Est-ce que vous avez l’envie d’accéder au niveau national dans les années à venir ?

Je ne vous cache pas que oui, ça serait une ambition. A l’heure actuelle, non, car on aurait un autre travail à faire, de formation, chose qu’on n’a pas mis en place à Plomeur, on a juste une équipe Senior. Tous les ans, il faut recruter par du bouche à oreille avec des filles qui découvrent le club et qui viennent parce que c’est assez familial.
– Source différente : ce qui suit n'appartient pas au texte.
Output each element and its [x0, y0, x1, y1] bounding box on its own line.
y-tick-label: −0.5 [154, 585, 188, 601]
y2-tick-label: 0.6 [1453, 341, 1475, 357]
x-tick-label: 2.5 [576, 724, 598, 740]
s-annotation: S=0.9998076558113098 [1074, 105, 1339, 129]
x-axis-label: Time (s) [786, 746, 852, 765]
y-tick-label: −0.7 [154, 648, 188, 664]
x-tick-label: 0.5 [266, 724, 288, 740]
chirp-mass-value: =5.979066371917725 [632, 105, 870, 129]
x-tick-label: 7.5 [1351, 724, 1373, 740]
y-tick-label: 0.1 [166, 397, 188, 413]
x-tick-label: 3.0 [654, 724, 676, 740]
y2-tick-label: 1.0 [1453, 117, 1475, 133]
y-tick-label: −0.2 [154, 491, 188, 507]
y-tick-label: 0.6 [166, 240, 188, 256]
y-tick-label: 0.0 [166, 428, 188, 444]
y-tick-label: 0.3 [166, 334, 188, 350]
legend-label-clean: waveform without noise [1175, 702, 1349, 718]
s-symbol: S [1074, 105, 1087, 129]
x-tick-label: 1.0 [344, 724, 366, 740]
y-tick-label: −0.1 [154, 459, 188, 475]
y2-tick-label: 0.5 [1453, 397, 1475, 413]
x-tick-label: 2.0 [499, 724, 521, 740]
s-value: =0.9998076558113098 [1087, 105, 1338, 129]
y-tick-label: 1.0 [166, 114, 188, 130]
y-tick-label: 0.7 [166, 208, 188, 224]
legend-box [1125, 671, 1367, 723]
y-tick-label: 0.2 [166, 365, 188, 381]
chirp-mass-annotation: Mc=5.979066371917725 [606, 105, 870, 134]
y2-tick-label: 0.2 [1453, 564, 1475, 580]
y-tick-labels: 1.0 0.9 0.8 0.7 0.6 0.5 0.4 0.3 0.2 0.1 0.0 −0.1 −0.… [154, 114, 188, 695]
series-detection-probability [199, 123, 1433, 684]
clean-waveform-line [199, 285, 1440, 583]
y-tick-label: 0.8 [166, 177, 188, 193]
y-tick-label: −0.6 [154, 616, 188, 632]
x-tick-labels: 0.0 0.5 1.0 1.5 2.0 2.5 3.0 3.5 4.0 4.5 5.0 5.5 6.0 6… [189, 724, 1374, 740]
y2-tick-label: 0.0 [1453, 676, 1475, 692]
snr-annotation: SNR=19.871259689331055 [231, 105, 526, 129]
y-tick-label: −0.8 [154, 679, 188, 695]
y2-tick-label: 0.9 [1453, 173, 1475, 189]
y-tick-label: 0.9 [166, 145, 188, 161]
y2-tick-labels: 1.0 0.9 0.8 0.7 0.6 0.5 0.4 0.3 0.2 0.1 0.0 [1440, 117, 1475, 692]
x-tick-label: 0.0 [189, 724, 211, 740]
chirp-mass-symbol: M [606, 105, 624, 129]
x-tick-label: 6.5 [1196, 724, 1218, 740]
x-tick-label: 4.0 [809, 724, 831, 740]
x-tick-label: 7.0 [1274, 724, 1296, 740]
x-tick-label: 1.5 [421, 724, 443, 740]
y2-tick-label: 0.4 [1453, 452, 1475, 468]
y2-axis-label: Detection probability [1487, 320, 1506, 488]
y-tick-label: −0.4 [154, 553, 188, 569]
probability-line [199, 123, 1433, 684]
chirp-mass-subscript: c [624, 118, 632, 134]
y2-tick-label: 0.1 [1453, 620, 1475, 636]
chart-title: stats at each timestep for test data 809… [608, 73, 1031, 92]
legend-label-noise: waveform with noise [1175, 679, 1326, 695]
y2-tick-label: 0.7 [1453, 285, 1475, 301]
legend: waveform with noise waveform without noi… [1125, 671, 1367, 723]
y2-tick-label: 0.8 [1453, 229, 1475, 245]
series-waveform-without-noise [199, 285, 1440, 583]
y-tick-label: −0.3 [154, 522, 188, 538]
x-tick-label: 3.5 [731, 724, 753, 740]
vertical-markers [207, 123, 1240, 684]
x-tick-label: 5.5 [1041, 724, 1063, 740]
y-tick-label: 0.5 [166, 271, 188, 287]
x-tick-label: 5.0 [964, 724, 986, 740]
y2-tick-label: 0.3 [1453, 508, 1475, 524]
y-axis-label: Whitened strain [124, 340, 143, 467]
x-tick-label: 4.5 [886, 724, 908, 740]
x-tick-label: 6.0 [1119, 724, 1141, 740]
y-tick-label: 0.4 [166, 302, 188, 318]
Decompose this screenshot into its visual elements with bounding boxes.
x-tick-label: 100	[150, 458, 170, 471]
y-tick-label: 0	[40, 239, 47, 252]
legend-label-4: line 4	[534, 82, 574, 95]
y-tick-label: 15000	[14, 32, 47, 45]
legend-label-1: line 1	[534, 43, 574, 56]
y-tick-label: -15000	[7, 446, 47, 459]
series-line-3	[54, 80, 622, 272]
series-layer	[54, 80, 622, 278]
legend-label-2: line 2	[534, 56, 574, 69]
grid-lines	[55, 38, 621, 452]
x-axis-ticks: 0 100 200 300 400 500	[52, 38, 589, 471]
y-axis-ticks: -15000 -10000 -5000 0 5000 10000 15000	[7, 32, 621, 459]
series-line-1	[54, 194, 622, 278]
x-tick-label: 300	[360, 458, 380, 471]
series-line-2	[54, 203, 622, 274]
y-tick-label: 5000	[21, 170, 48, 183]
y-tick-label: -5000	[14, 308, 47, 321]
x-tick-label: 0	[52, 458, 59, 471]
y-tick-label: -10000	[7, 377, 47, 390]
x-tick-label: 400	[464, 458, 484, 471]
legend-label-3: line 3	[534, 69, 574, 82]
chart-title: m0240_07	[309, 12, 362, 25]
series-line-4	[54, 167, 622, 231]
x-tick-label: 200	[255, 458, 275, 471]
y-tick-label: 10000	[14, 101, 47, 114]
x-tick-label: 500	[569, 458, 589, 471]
On n’a pas d’équipe de jeunes féminines pour former et accéder à l’équipe première.

Vous avez joué en CFA à Pontivy, un peu plus tard au FC Plomeur. Quel est votre regard sur le football amateur ?

Il a totalement changé pour moi. Il y a encore beaucoup de jeunes passionnés mais il y en a beaucoup où c’est un peu plus « football consommation », c’est-à-dire qu’on joue dans un grand club et la saison d’après dans l’autre, ou alors on vient jouer un dimanche et le dimanche d’après on n’est pas disponible.

C’est les inconvénients du football amateur…

Oui voilà ! Et je pense que c’est lié aussi à ce que voient les jeunes au-dessus. On voit, par exemple, quelques joueurs qui prennent en otage leur club pour partir de force même si le club n’est pas d’accord. Il y a moins d’appartenance à un club, un jour vous jouez pour une institution, le lendemain vous pouvez aller cinq kilomètres à côté. C’est aussi lié à ce que voient les jeunes au niveau des stars.

Vous avez joué en Ligue 1, en Ligue 2, en National ou encore en CFA… Est-ce que vous avez quand même un regret ?

Non, je n’ai pas de regret parce que je pense que j’ai marqué plusieurs buts à tous les niveaux. Ce n’est peut-être pas un hasard non plus. Après, j’ai eu la carrière que j’ai eu. Je peux dire que j’ai quand même été un bon attaquant.